Wir möchten dir aus unserer Erfahrung sieben Tipps mitgeben, die dir beim Verkauf helfen werden. Daher haben wir dir hier zusammengestellt, wie du deinen gebrauchten Sattel erfolgreich an den Mann oder an die Frau bringen kannst.

Tipp Nummer 1 – genügend Informationen bereithalten

Eine Sattelanzeige sollte immer die folgenden Informationen und Bilder bereithalten, um deine Käufer mit allen relevanten Informationen zu versorgen:

  • Marke
  • Kammerweite
  • Sitzgröße
  • ggfs. Gurtung / Schwerpunkt / Sitz / Materialität / Besonderheiten Sattelkissen etc.

Gerade für schwierige Pferderücken ist eine Information über die Länge des Sattels sehr wichtig. Auf dem Bild kannst du einen Zollstock an die Sattelkissen halten. So erkennt der Käufer sofort, ob diese Länge passend wäre.

Du solltest ein Bild von der Seite erstellen, um zu zeigen, wie viel Schwung dein Sattel hat.
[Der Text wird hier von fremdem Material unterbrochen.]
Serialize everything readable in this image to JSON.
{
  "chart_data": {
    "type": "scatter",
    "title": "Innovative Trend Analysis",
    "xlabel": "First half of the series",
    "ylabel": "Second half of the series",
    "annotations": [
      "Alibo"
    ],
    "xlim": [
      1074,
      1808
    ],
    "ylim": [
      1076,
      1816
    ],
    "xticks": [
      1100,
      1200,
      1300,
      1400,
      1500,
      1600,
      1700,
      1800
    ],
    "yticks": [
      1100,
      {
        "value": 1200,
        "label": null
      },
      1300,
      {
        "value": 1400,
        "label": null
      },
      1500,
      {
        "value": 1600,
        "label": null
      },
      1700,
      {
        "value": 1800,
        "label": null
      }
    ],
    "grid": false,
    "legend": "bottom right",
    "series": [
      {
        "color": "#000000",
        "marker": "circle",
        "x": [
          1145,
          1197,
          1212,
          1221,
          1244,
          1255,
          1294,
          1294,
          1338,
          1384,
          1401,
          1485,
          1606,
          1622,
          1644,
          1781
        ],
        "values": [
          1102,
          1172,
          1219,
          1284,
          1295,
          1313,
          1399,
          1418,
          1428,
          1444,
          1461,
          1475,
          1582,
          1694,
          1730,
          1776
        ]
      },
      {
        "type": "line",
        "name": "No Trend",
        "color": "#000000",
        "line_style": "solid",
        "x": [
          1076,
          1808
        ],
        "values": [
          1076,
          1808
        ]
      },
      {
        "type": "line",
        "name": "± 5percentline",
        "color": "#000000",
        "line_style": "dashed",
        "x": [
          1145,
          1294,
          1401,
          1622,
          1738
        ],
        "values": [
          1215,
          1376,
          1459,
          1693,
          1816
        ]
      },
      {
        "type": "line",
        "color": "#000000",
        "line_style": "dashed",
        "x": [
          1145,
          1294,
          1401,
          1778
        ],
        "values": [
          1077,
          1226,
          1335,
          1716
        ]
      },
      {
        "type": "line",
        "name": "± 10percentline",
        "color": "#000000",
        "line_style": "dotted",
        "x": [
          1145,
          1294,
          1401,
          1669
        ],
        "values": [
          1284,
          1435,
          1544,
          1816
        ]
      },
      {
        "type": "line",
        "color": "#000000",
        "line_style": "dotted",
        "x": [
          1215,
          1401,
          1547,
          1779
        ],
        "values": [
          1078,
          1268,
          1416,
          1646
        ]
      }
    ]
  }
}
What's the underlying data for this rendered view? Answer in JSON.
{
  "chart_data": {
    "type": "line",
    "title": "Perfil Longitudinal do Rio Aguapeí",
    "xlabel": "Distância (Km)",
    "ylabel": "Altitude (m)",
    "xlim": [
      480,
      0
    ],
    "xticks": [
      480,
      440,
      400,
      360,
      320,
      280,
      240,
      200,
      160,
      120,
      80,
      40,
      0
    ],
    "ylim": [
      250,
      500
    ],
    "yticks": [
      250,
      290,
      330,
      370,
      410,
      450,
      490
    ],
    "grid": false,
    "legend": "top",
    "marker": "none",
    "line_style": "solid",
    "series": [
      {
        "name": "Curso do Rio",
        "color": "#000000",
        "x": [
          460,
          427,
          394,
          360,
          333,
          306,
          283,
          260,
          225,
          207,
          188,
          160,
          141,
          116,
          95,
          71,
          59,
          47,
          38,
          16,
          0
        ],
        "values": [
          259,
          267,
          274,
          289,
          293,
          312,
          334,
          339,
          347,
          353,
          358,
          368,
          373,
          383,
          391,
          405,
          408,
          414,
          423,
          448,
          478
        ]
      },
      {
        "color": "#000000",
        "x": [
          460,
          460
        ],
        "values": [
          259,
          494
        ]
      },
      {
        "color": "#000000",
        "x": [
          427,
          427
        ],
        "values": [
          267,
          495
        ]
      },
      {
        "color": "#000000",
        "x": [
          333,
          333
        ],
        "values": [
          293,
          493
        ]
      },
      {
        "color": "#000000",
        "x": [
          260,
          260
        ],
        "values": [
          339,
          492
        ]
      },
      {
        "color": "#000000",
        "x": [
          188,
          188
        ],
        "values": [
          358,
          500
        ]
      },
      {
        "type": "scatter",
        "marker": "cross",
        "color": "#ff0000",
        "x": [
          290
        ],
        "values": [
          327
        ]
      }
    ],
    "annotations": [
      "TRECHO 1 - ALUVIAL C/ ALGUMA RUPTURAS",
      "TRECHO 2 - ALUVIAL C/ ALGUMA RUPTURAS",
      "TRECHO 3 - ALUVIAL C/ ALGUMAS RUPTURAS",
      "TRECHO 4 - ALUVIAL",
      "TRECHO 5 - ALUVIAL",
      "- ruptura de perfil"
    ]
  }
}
Dein Käufer kann daran erkennen, wie geschwungen die Sitzfläche ist – ob du beispielsweise einen Flach-, Tief- oder Mittelflachsitzer hast.

Weiterhin wird an einem Bild von der Seite der Zustand deines Sattels gut erkennbar. Wir finden außerdem, dass ein Bild von der Seite auch immer die Ästhetik des Sattels darstellt – welche Farbe oder auch Ziernaht wurde verwendet. Auch dies kann die Kaufentscheidung beeinflussen.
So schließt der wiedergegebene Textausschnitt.